Supreme Court dismisses curative petition seeking probe into ‘genocide’ of Kashmiri Pandits : The Tribune India

Supreme Court dismisses curative petition seeking probe into ‘genocide’ of Kashmiri Pandits

The curative petition filed by ‘Roots in Kashmir’

Supreme Court dismisses curative petition seeking probe into ‘genocide’ of Kashmiri Pandits

Photo for representational purpose only. Reuters file



Tribune News Service

Satya Prakash

New Delhi, December 8

The Supreme Court has dismissed a curative petition seeking a probe by CBI/NIA or any other court-appointed agency into the alleged mass murders and genocide of Kashmiri Pandits in Jammu and Kashmir during 1989-90.

“We have gone through the Curative Petition and the connected documents. In our opinion, no case is made out within the parameters indicated in the decision of this Court in Rupa Ashok Hurra v. Ashok Hurra,” a Bench of Chief Justice of India DY Chandrachud, Justice Sanjay Kishan Kaul and Justice S Abdul Nazeer said, dismissing the curative petition filed by ‘Roots in Kashmir’.

The order dated November 22 was uploaded on the top court’s website recently.

“No evidence will be available after 27 years. What happened is heart wrenching but we can’t pass orders now,” the top court had said on July 24, 2017 while dismissing the main petition. Thereafter, on October 24, 2017 it also dismissed the petitioner’s review petition.

However, citing the re-opening of anti-Sikh riots after 35 years, the petitioner had in its curative petition contended that no limitation period was applicable in crimes against humanity and in cases of genocide and ethnic cleansing.

Questioning the court’s 2017 order dismissing its petition for a probe into ‘ethnic clinging’ of Kashmiri Pandits, the curative petition alleged that the J&K Police miserably failed to make any progress in hundreds of FIRs pending with them.

Curative petitions—a judicially devised mechanism in Rupa Ashok Hurra versus Ashok Hurra (2002) by the Supreme Court—are considered to be the last hope for a litigant to get justice.

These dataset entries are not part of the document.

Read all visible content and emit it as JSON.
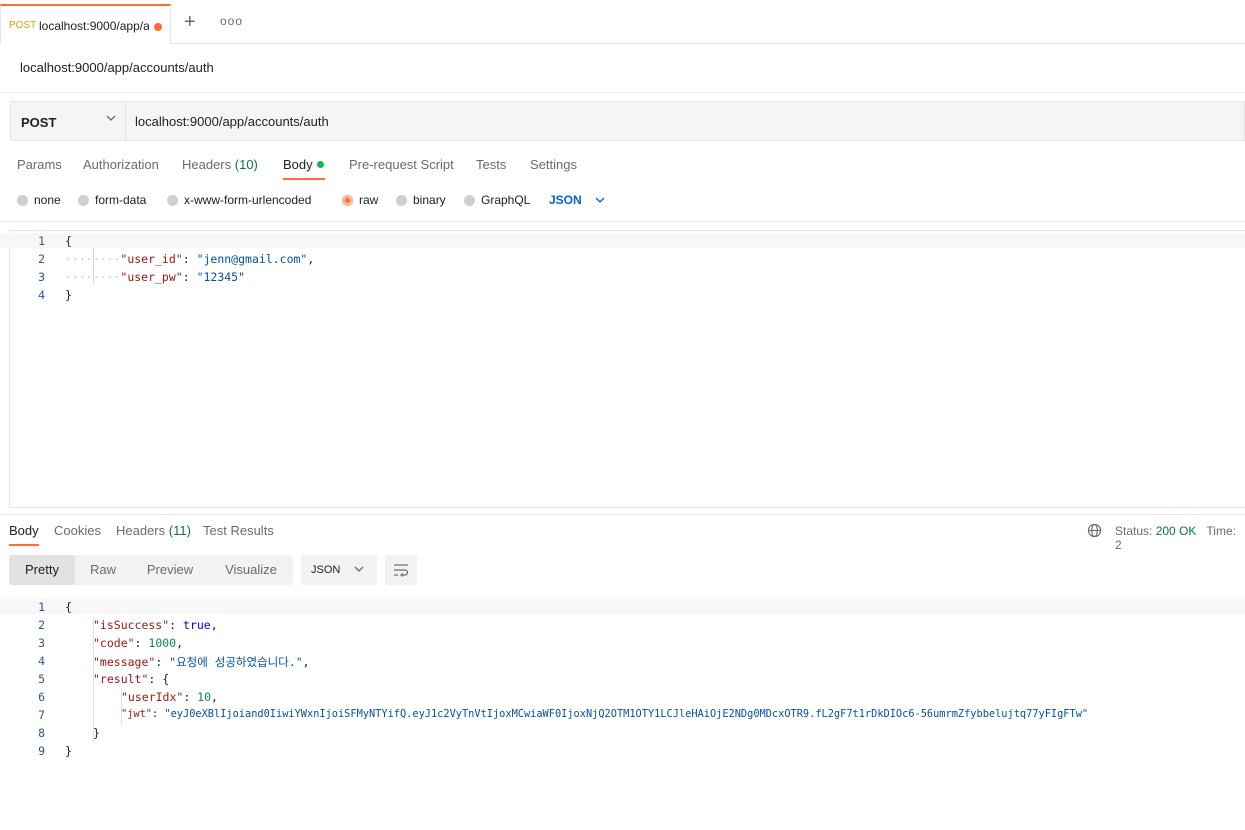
{
  "tab": {
    "method": "POST",
    "title": "localhost:9000/app/a"
  },
  "request_name": "localhost:9000/app/accounts/auth",
  "request": {
    "method": "POST",
    "url": "localhost:9000/app/accounts/auth"
  },
  "request_tabs": {
    "params": "Params",
    "authorization": "Authorization",
    "headers": "Headers",
    "headers_count": "(10)",
    "body": "Body",
    "prerequest": "Pre-request Script",
    "tests": "Tests",
    "settings": "Settings"
  },
  "body_types": {
    "none": "none",
    "form_data": "form-data",
    "urlencoded": "x-www-form-urlencoded",
    "raw": "raw",
    "binary": "binary",
    "graphql": "GraphQL",
    "selected_format": "JSON"
  },
  "request_body": {
    "line_numbers": [
      "1",
      "2",
      "3",
      "4"
    ],
    "open_brace": "{",
    "close_brace": "}",
    "indent_dots": "········",
    "user_id_key": "\"user_id\"",
    "user_id_value": "\"jenn@gmail.com\"",
    "user_pw_key": "\"user_pw\"",
    "user_pw_value": "\"12345\""
  },
  "response_tabs": {
    "body": "Body",
    "cookies": "Cookies",
    "headers": "Headers",
    "headers_count": "(11)",
    "test_results": "Test Results"
  },
  "status": {
    "label": "Status:",
    "value": "200 OK",
    "time_label": "Time: 2"
  },
  "view_modes": {
    "pretty": "Pretty",
    "raw": "Raw",
    "preview": "Preview",
    "visualize": "Visualize"
  },
  "response_format": "JSON",
  "response_body": {
    "line_numbers": [
      "1",
      "2",
      "3",
      "4",
      "5",
      "6",
      "7",
      "8",
      "9"
    ],
    "open_brace": "{",
    "close_brace": "}",
    "is_success_key": "\"isSuccess\"",
    "is_success_value": "true",
    "code_key": "\"code\"",
    "code_value": "1000",
    "message_key": "\"message\"",
    "message_value": "\"요청에 성공하였습니다.\"",
    "result_key": "\"result\"",
    "user_idx_key": "\"userIdx\"",
    "user_idx_value": "10",
    "jwt_key": "\"jwt\"",
    "jwt_value": "\"eyJ0eXBlIjoiand0IiwiYWxnIjoiSFMyNTYifQ.eyJ1c2VyTnVtIjoxMCwiaWF0IjoxNjQ2OTM1OTY1LCJleHAiOjE2NDg0MDcxOTR9.fL2gF7t1rDkDIOc6-56umrmZfybbelujtq77yFIgFTw\""
  },
  "colors": {
    "accent": "#ff6c37",
    "status_ok": "#0a7a36",
    "link_blue": "#0265d2"
  }
}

Generally, a curative petition is not taken up in open court and is heard by circulation among the members of the Bench. However, in exceptional cases, the top court can grant an open court hearing.

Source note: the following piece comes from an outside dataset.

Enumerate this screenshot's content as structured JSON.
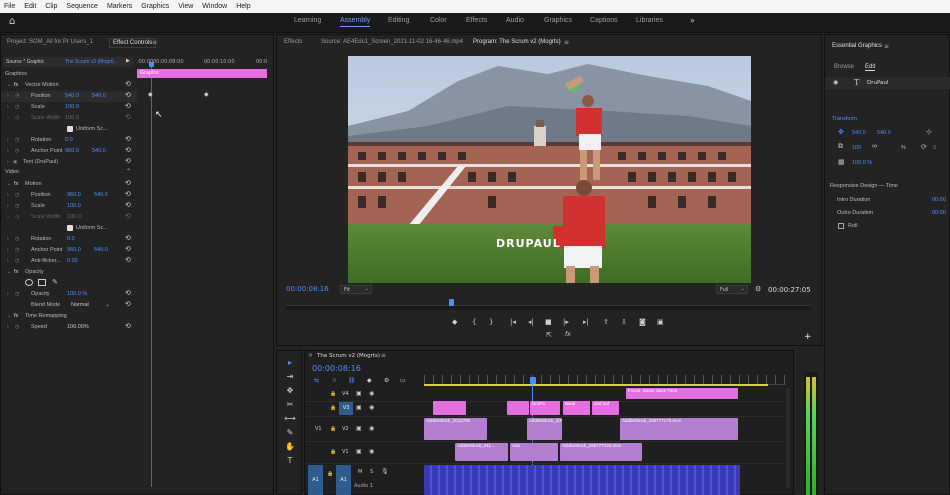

“The instances referred in the petition pertain to the year 1989-90, and more than 27 years have passed by since then. No fruitful purpose would emerge, as the evidence is unlikely to be available at this late juncture,” the top court had said in its April 27, 2017 order.

The curative petition had cited a 2018 Delhi order in a case relating to the 1984 anti-Sikh riots against former Delhi Congress leader Sajjan Kumar in which it had said: “It’s important to assure those countless victims waiting patiently that despite the challenges, truth will prevail and justice will be done...” Kumar – who was convicted in the case is currently serving a life term in Tihar Jail.

On September 2, the Supreme Court had refused to entertain a PIL seeking direction to the government to rehabilitate/resettle Kashmiri Hindus and Sikhs, including those who migrated since 1990 from Kashmir to any other part of India due to terrorism. However, it had given liberty to the petitioner NGO to approach the Central government and the Union Territory of Jammu and Kashmir with the grievances.

On September 19 this year, the top court had refused to entertain a petition seeking a probe into the killing of a Kashmiri Pandit in 1989, saying the petitioner can move the high court for relief. Petitioner Ashutosh Taploo, whose father Tika Lal Taploo was killed by JKLF militants in 1989, wanted the top court to order a probe into it.